Jan 10, 2026
Generation of Knockout Cell Lines Using CRISPR–Cas9 Technology
- Ali Ghoochani1,2,3,4,
- Monther Abu-Remaileh1,2,3,4
- 1Department of Chemical Engineering, Stanford University, Stanford, CA 94305, USA;
- 2Department of Genetics, Stanford University, Stanford, CA 94305, USA;
- 3The Institute for Chemistry, Engineering and Medicine for Human Health (Sarafan ChEM-H), Stanford University, Stanford, CA 94305, USA;
- 4Aligning Science Across Parkinson’s (ASAP) Collaborative Research Network, Chevy Chase, MD, 20815, USA
- asap
Protocol Citation: Ali Ghoochani, Monther Abu-Remaileh 2026. Generation of Knockout Cell Lines Using CRISPR–Cas9 Technology. protocols.io https://dx.doi.org/10.17504/protocols.io.j8nlky5m5g5r/v1
License: This is an open access protocol distributed under the terms of the Creative Commons Attribution License, which permits unrestricted use, distribution, and reproduction in any medium, provided the original author and source are credited
Protocol status: Working
We use this protocol and it's working
Created: July 08, 2025
Last Modified: January 10, 2026
Protocol Integer ID: 222025
Keywords: cas9 genome editing, generation of gene knockout cell line, gene knockout cell line, using crispr, generation of knockout cell line, crispr, cas9 technology, cas9 technology this protocol, knockout cell line, sgrna design, cas9, genome, gene, cell
Abstract
This protocol describes the generation of gene knockout cell lines using CRISPR–Cas9 genome editing. The procedure involves sgRNA design, cloning into a Cas9-GFP expression vector pX458, transfection, single-cell sorting, colony expansion, and validation by Sanger sequencing and ICE analysis.
Materials
· pX458 vector (expressing Cas9 and GFP) pSpCas9(BB)-2A-GFP (PX458) (Addgene #48138)
· Targeting sgRNA oligos
· XtremeGene 9 transfection reagent
· DMEM with 30% FBS
· Penicillin/Streptomycin
· 96-well plates
· Competent cells (recombination-deficient)

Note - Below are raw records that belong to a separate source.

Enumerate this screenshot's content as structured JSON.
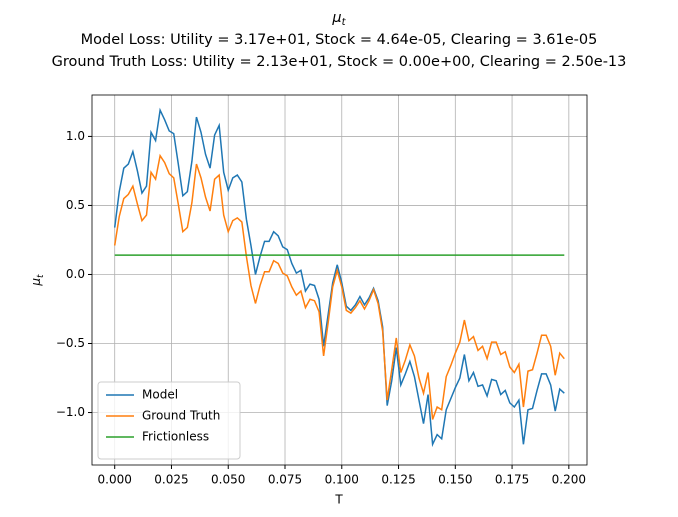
{
  "chart_data": {
    "type": "line",
    "title": {
      "symbol": "μ",
      "subscript": "t"
    },
    "subtitle": [
      "Model Loss: Utility = 3.17e+01, Stock = 4.64e-05, Clearing = 3.61e-05",
      "Ground Truth Loss: Utility = 2.13e+01, Stock = 0.00e+00, Clearing = 2.50e-13"
    ],
    "xlabel": "T",
    "ylabel": {
      "symbol": "μ",
      "subscript": "t"
    },
    "x": [
      0,
      0.002,
      0.004,
      0.006,
      0.008,
      0.01,
      0.012,
      0.014,
      0.016,
      0.018,
      0.02,
      0.022,
      0.024,
      0.026,
      0.028,
      0.03,
      0.032,
      0.034,
      0.036,
      0.038,
      0.04,
      0.042,
      0.044,
      0.046,
      0.048,
      0.05,
      0.052,
      0.054,
      0.056,
      0.058,
      0.06,
      0.062,
      0.064,
      0.066,
      0.068,
      0.07,
      0.072,
      0.074,
      0.076,
      0.078,
      0.08,
      0.082,
      0.084,
      0.086,
      0.088,
      0.09,
      0.092,
      0.094,
      0.096,
      0.098,
      0.1,
      0.102,
      0.104,
      0.106,
      0.108,
      0.11,
      0.112,
      0.114,
      0.116,
      0.118,
      0.12,
      0.122,
      0.124,
      0.126,
      0.128,
      0.13,
      0.132,
      0.134,
      0.136,
      0.138,
      0.14,
      0.142,
      0.144,
      0.146,
      0.148,
      0.15,
      0.152,
      0.154,
      0.156,
      0.158,
      0.16,
      0.162,
      0.164,
      0.166,
      0.168,
      0.17,
      0.172,
      0.174,
      0.176,
      0.178,
      0.18,
      0.182,
      0.184,
      0.186,
      0.188,
      0.19,
      0.192,
      0.194,
      0.196,
      0.198
    ],
    "series": [
      {
        "name": "Model",
        "color": "#1f77b4",
        "values": [
          0.34,
          0.6,
          0.77,
          0.8,
          0.89,
          0.75,
          0.59,
          0.64,
          1.03,
          0.97,
          1.19,
          1.12,
          1.04,
          1.02,
          0.8,
          0.57,
          0.6,
          0.82,
          1.14,
          1.03,
          0.87,
          0.77,
          1.01,
          1.08,
          0.74,
          0.61,
          0.7,
          0.72,
          0.67,
          0.4,
          0.21,
          0,
          0.13,
          0.24,
          0.24,
          0.31,
          0.28,
          0.2,
          0.18,
          0.08,
          0.01,
          0.03,
          -0.12,
          -0.07,
          -0.08,
          -0.18,
          -0.52,
          -0.29,
          -0.06,
          0.07,
          -0.06,
          -0.23,
          -0.26,
          -0.22,
          -0.16,
          -0.22,
          -0.17,
          -0.1,
          -0.19,
          -0.38,
          -0.95,
          -0.77,
          -0.53,
          -0.8,
          -0.72,
          -0.63,
          -0.74,
          -0.91,
          -1.08,
          -0.87,
          -1.23,
          -1.16,
          -1.19,
          -0.98,
          -0.9,
          -0.82,
          -0.75,
          -0.58,
          -0.77,
          -0.71,
          -0.81,
          -0.8,
          -0.88,
          -0.76,
          -0.77,
          -0.87,
          -0.84,
          -0.93,
          -0.96,
          -0.91,
          -1.23,
          -0.98,
          -0.97,
          -0.84,
          -0.72,
          -0.72,
          -0.8,
          -0.99,
          -0.83,
          -0.86
        ]
      },
      {
        "name": "Ground Truth",
        "color": "#ff7f0e",
        "values": [
          0.21,
          0.42,
          0.55,
          0.58,
          0.64,
          0.51,
          0.39,
          0.43,
          0.74,
          0.69,
          0.86,
          0.81,
          0.73,
          0.7,
          0.51,
          0.31,
          0.34,
          0.52,
          0.8,
          0.7,
          0.56,
          0.46,
          0.69,
          0.72,
          0.43,
          0.31,
          0.39,
          0.41,
          0.38,
          0.13,
          -0.08,
          -0.21,
          -0.08,
          0.02,
          0.02,
          0.1,
          0.08,
          0.01,
          -0.01,
          -0.09,
          -0.15,
          -0.12,
          -0.24,
          -0.18,
          -0.19,
          -0.27,
          -0.59,
          -0.35,
          -0.09,
          0.03,
          -0.09,
          -0.26,
          -0.28,
          -0.24,
          -0.19,
          -0.25,
          -0.19,
          -0.11,
          -0.21,
          -0.41,
          -0.91,
          -0.69,
          -0.46,
          -0.71,
          -0.62,
          -0.51,
          -0.59,
          -0.75,
          -0.86,
          -0.71,
          -1.05,
          -0.96,
          -0.98,
          -0.74,
          -0.66,
          -0.57,
          -0.49,
          -0.33,
          -0.48,
          -0.45,
          -0.55,
          -0.52,
          -0.61,
          -0.49,
          -0.49,
          -0.58,
          -0.56,
          -0.67,
          -0.71,
          -0.65,
          -0.96,
          -0.7,
          -0.69,
          -0.57,
          -0.44,
          -0.44,
          -0.52,
          -0.73,
          -0.57,
          -0.61
        ]
      },
      {
        "name": "Frictionless",
        "color": "#2ca02c",
        "x": [
          0,
          0.198
        ],
        "values": [
          0.14,
          0.14
        ]
      }
    ],
    "xlim": [
      -0.01,
      0.208
    ],
    "ylim": [
      -1.38,
      1.3
    ],
    "xticks": [
      {
        "value": 0,
        "label": "0.000"
      },
      {
        "value": 0.025,
        "label": "0.025"
      },
      {
        "value": 0.05,
        "label": "0.050"
      },
      {
        "value": 0.075,
        "label": "0.075"
      },
      {
        "value": 0.1,
        "label": "0.100"
      },
      {
        "value": 0.125,
        "label": "0.125"
      },
      {
        "value": 0.15,
        "label": "0.150"
      },
      {
        "value": 0.175,
        "label": "0.175"
      },
      {
        "value": 0.2,
        "label": "0.200"
      }
    ],
    "yticks": [
      {
        "value": -1,
        "label": "−1.0"
      },
      {
        "value": -0.5,
        "label": "−0.5"
      },
      {
        "value": 0,
        "label": "0.0"
      },
      {
        "value": 0.5,
        "label": "0.5"
      },
      {
        "value": 1,
        "label": "1.0"
      }
    ],
    "grid": true,
    "legend": "lower left"
  }
}
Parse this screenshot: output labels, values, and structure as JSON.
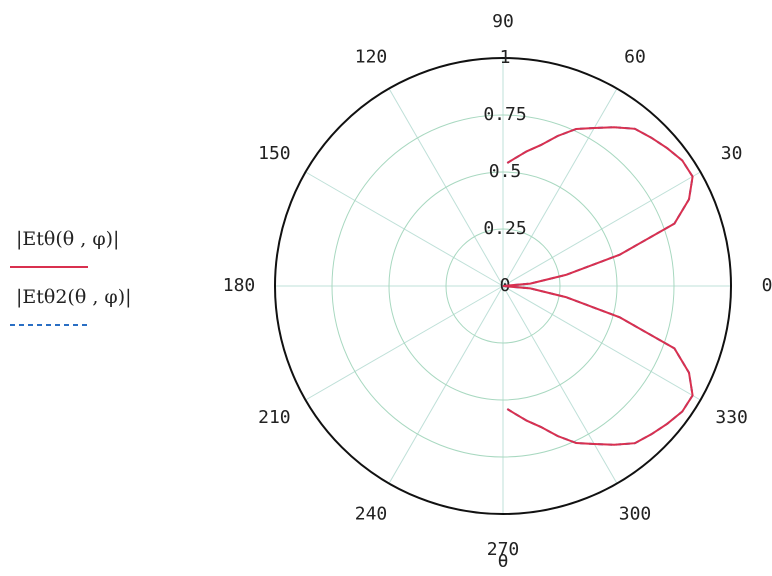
{
  "chart_data": {
    "type": "polar",
    "xlabel": "θ",
    "theta": [
      272,
      275,
      280,
      285,
      290,
      295,
      300,
      305,
      310,
      315,
      320,
      325,
      330,
      335,
      340,
      345,
      350,
      355,
      360,
      5,
      10,
      15,
      20,
      25,
      30,
      35,
      40,
      45,
      50,
      55,
      60,
      65,
      70,
      75,
      80,
      85,
      88
    ],
    "series": [
      {
        "name": "|Etθ(θ , φ)|",
        "color": "#d9304f",
        "dash": false,
        "values": [
          0.54,
          0.56,
          0.6,
          0.64,
          0.7,
          0.76,
          0.8,
          0.85,
          0.9,
          0.92,
          0.94,
          0.96,
          0.96,
          0.9,
          0.8,
          0.53,
          0.28,
          0.12,
          0,
          0.12,
          0.28,
          0.53,
          0.8,
          0.9,
          0.96,
          0.96,
          0.94,
          0.92,
          0.9,
          0.85,
          0.8,
          0.76,
          0.7,
          0.64,
          0.6,
          0.56,
          0.54
        ]
      },
      {
        "name": "|Etθ2(θ , φ)|",
        "color": "#2a6fc4",
        "dash": true,
        "values": [
          0.54,
          0.56,
          0.6,
          0.64,
          0.7,
          0.76,
          0.8,
          0.85,
          0.9,
          0.92,
          0.94,
          0.96,
          0.96,
          0.9,
          0.8,
          0.53,
          0.28,
          0.12,
          0,
          0.12,
          0.28,
          0.53,
          0.8,
          0.9,
          0.96,
          0.96,
          0.94,
          0.92,
          0.9,
          0.85,
          0.8,
          0.76,
          0.7,
          0.64,
          0.6,
          0.56,
          0.54
        ]
      }
    ],
    "rlim": [
      0,
      1
    ],
    "rticks": [
      0,
      0.25,
      0.5,
      0.75,
      1
    ],
    "thetaticks": [
      0,
      30,
      60,
      90,
      120,
      150,
      180,
      210,
      240,
      270,
      300,
      330
    ],
    "grid": true
  }
}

· T4 DNA ligase buffer (10X)
· BbsI enzyme
· PCR reagents and primers
· Sanger sequencing services
· ICE indel analysis tool (https://synthego.com)
Troubleshooting
Design sgRNAs
Annealing sgRNAs
• 1 µl Oligo 1 (100 μM)
• 1 µl Oligo 2 (100 μM)
• 1 µl 10X T4 Ligation Buffer (NEB)
• 7 µl ddH₂O
• Total: 10 µl
Thermocycler conditions for annealing:
• 37°C for 30 min
• 95°C for 5 min
• Ramp down to 25°C at 5°C/min
Golden Gate Ligation Reaction
• 1 µl of 1:100 diluted annealed oligos
• X µl backbone vector (20 ng)
• Add water to 16 µl total
• 2 µl 10× T4 ligase buffer
• 1 µl BbsI
Thermocycler conditions for ligation:
• 42°C for 5 min
• 42°C for 5 min
• 16°C for 5 min
• 55°C for 10 min
For 30 cycles
Transformation and Maxiprep
Transform 2 µL of the ligation reaction into 50 µL competent cells. Also include a negative control ligation. Continue transformation.
Purify the ligated sgRNA-pX458 construct using a Maxiprep kit
Transfection and Single-Cell Cloning
Transfect cells with the pX458-sgRNA plasmid using XtremeGene 9 at a 1:3 DNA-to-reagent ratio.
After 48 hours, sort GFP-positive cells using a flow cytometer into 96-well plates (1 cell/well) containing 200 µL of DMEM with 30% FBS and penicillin/streptomycin.
Incubate at 37°C and 5% CO₂ to allow colony formation
Once colonies are visible, harvest cells for genomic DNA extraction
Validation of Knockout
PCR amplify the sgRNA target region from each clone.
Submit PCR products for Sanger sequencing.
Analyze sequences using the Synthego ICE indel deconvolution tool.